Modernity meets the madness of turn-of-the-century Russia in Strawdog Theatre Company’s production of Anton Chekhov’s Cherry Orchard. With a contemporary-sounding translation, beautiful set design, and an endearing and talented cast, the show presents a striking interpretation of a classic work without straying from the original text.
Cherry Orchard tells the story of the Gayev family, their servants, and their friends as they congregate for a final stay at their old house with a cherry orchard. The aristocratic family lost all of their money and is now finally losing their old estate. The play takes place on the estate and occurs over the course of a few months. However, from this single location, the characters’ memories span a larger expanse of time and space: they remember the way the house once was, the people who lived and died there, and their time abroad.

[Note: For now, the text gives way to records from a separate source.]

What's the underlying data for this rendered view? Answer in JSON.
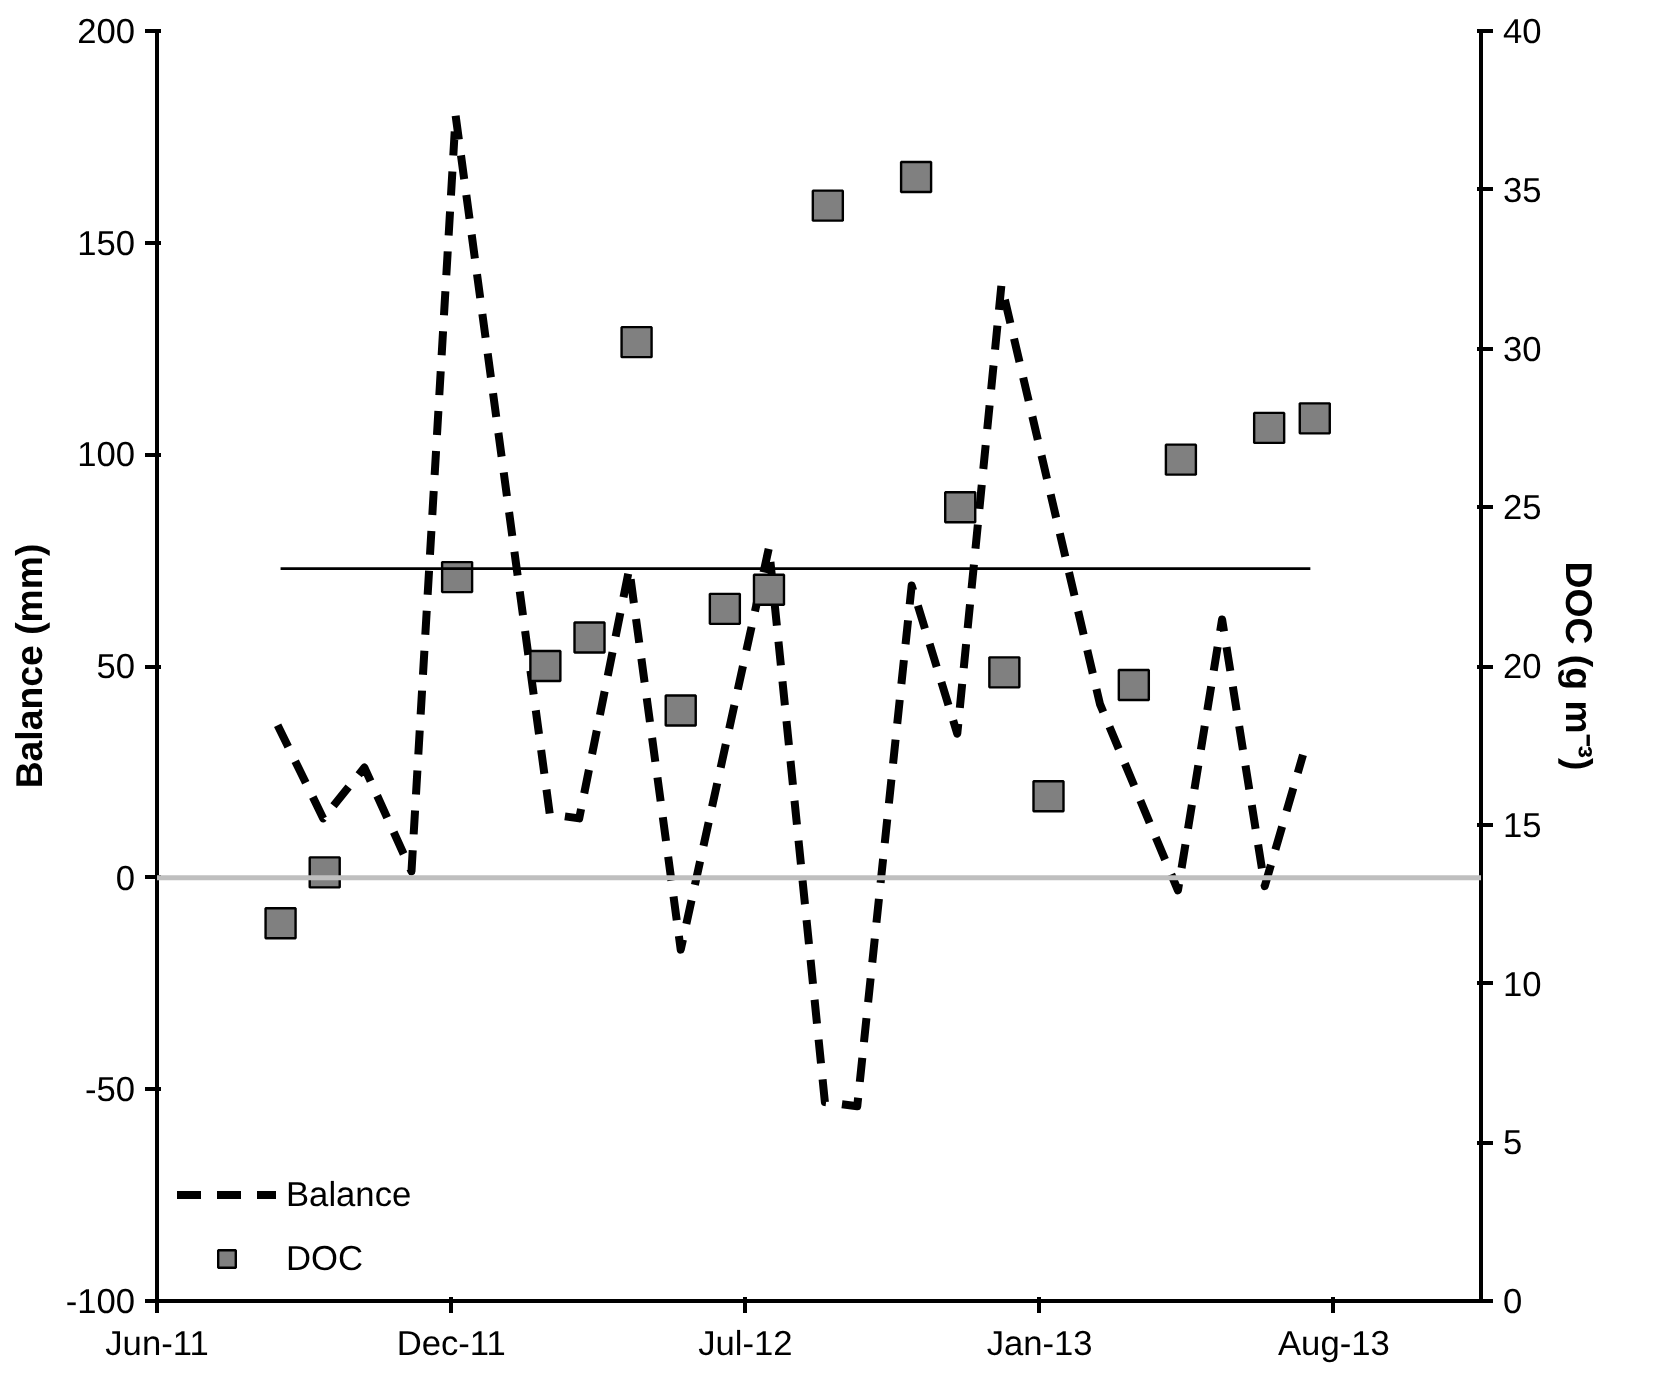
{
  "chart_data": {
    "type": "line",
    "xlabel": null,
    "ylabel": "Balance (mm)",
    "y2label": "DOC (g m⁻³)",
    "xlim": [
      "2011-06-01",
      "2013-11-17"
    ],
    "xticks": [
      {
        "value": "2011-06-01",
        "label": "Jun-11"
      },
      {
        "value": "2011-12-18",
        "label": "Dec-11"
      },
      {
        "value": "2012-07-05",
        "label": "Jul-12"
      },
      {
        "value": "2013-01-21",
        "label": "Jan-13"
      },
      {
        "value": "2013-08-09",
        "label": "Aug-13"
      }
    ],
    "ylim": [
      -100,
      200
    ],
    "yticks": [
      -100,
      -50,
      0,
      50,
      100,
      150,
      200
    ],
    "y2lim": [
      0,
      40
    ],
    "y2ticks": [
      0,
      5,
      10,
      15,
      20,
      25,
      30,
      35,
      40
    ],
    "grid": false,
    "legend": "bottom left",
    "ref_lines": [
      {
        "axis": "y",
        "value": 0,
        "color": "#bfbfbf"
      }
    ],
    "series": [
      {
        "name": "Balance",
        "color": "#000000",
        "line_style": "dashed",
        "marker": "none",
        "x": [
          "2011-08-22",
          "2011-09-22",
          "2011-10-20",
          "2011-11-21",
          "2011-12-21",
          "2012-02-23",
          "2012-03-14",
          "2012-04-17",
          "2012-05-22",
          "2012-07-21",
          "2012-08-28",
          "2012-09-19",
          "2012-10-26",
          "2012-11-26",
          "2012-12-26",
          "2013-03-03",
          "2013-04-25",
          "2013-05-25",
          "2013-06-23",
          "2013-07-19"
        ],
        "values": [
          36,
          14,
          26,
          1.5,
          180,
          15,
          14,
          73,
          -17,
          78,
          -53,
          -54,
          69,
          34,
          140,
          41,
          -3,
          61,
          -2,
          29
        ]
      },
      {
        "name": "DOC",
        "type": "scatter",
        "axis": "y2",
        "color": "#808080",
        "marker": "square",
        "x": [
          "2011-08-24",
          "2011-09-23",
          "2011-12-22",
          "2012-02-20",
          "2012-03-21",
          "2012-04-22",
          "2012-05-22",
          "2012-06-21",
          "2012-07-21",
          "2012-08-30",
          "2012-10-29",
          "2012-11-28",
          "2012-12-28",
          "2013-01-27",
          "2013-03-26",
          "2013-04-27",
          "2013-06-26",
          "2013-07-27"
        ],
        "values": [
          11.9,
          13.5,
          22.8,
          20.0,
          20.9,
          30.2,
          18.6,
          21.8,
          22.4,
          34.5,
          35.4,
          25.0,
          19.8,
          15.9,
          19.4,
          26.5,
          27.5,
          27.8
        ]
      },
      {
        "color": "#000000",
        "line_style": "solid",
        "marker": "none",
        "x": [
          "2011-08-24",
          "2013-07-24"
        ],
        "values": [
          73,
          73
        ]
      }
    ]
  }
}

The stage design plays off this crossover between real and remembered scenes with the constant presence of the cherry orchard; the stage is filled with cherry trees in bloom, and furniture is moved around the trees for different scenes. This works beautifully, as each character’s dreams and memories incorporate the orchard. As the play’s title would suggest, the cherry orchard comes to symbolize many things for the different characters within the play. The production has a large cast and each character embodies a different social class. The aristocratic mother, the rising lower-class businessman, the intellectual student, and the ancient servant all see different things reflected in the orchard and frequently fail to understand what it means to those around them. “Cut it down?” says aristocratic Lovey to the businessman Lopakin, played by Jamie Vann, who explains to her how to turn a profit from the estate. “My dear man, you don’t understand a thing. If there’s a single thing of interest in this whole province, it’s our cherry orchard.”

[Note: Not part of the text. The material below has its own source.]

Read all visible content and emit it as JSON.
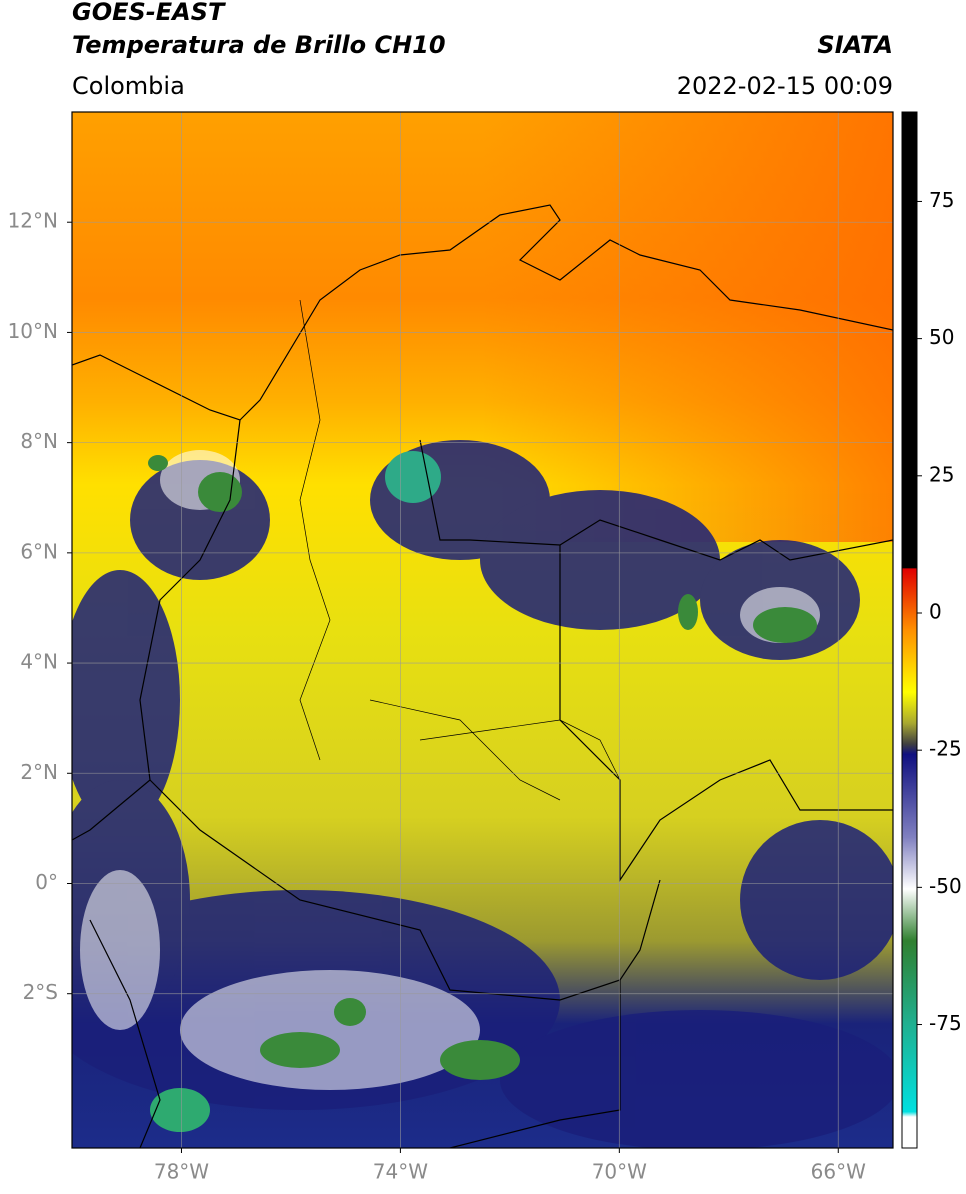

The cast does a great job capturing Chehkov’s different characters and exploring the multitude of relationships they have with one another. The play lacks a lovable lead; each character’s failings hurt their loved ones and steer the direction of the play. The actors’ challenge was to present the emotions and vulnerability of each of the characters so the audience could empathize with them in spite of their faults.

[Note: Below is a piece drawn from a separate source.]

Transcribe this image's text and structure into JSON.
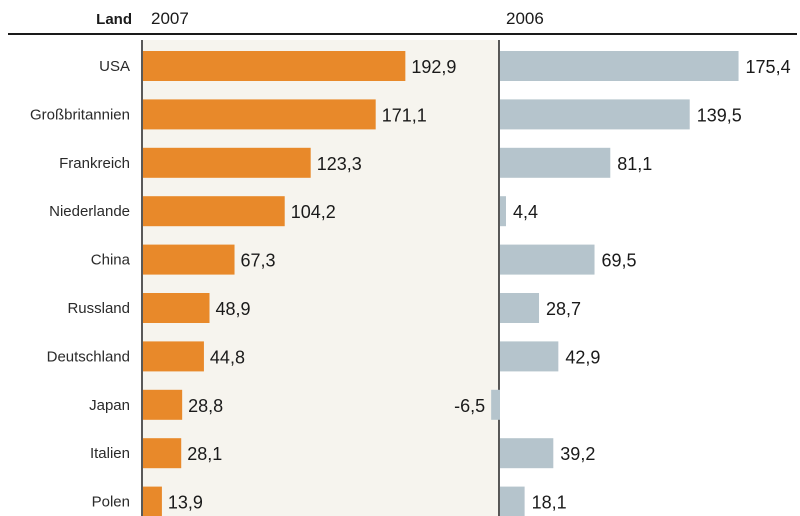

This problem creating sympathetic characters comes from working with Chekhov’s difficult text. The dialogue between characters uses imagery, poetry and philosophy more often than natural speech. “I’m an educated man, I read books, but I cannot understand the direction I myself want to go—whether to live or to shoot myself, as it were,” says the bookkeeper Yepihodov, played by James Joesph, in the middle of a conversation about foreign travel. “So, in case, I always carry a revolver about with me. Here it is.” Speeches like this, featuring oddly personal anecdotes and non-sequiturs, make Chekhov’s style distinct and beautiful. However, the director and cast are confronted by awkward moments where a character’s dialogue simply does not seem realistic. These instances are tackled well for the most part, but occasionally the choice is made to play a line as if it were normal speech, and it doesn’t come off as convincing.
Strawdog’s translation of Chekhov’s text is unique and interesting in its own right. Cherry Orchard is very much rooted in early 20th-century Russian thought: The impact of the emancipation of the serfs, the role of the intelligentsia, and the position of Russia in the international world are all central to the play. But translator Curt Columbus’s use of modern colloquial language such as “hick,” “what’s up,” and “get the hell out,” and director Kimberly Senior’s artistic style, scrapping the Russian accents and including contemporary music in the intermission, combine to create a contemporary feel to the work. “When Chekhov sat down to write Cherry Orchard, I sincerely doubt he whipped out his quill and said, ‘Now I will write a dusty classic!’” wrote Senior in the director’s note. “Maybe the bridge that extends from provincial Russia in 1904 to Chicago in 2009 isn’t as crumbled as we might think.”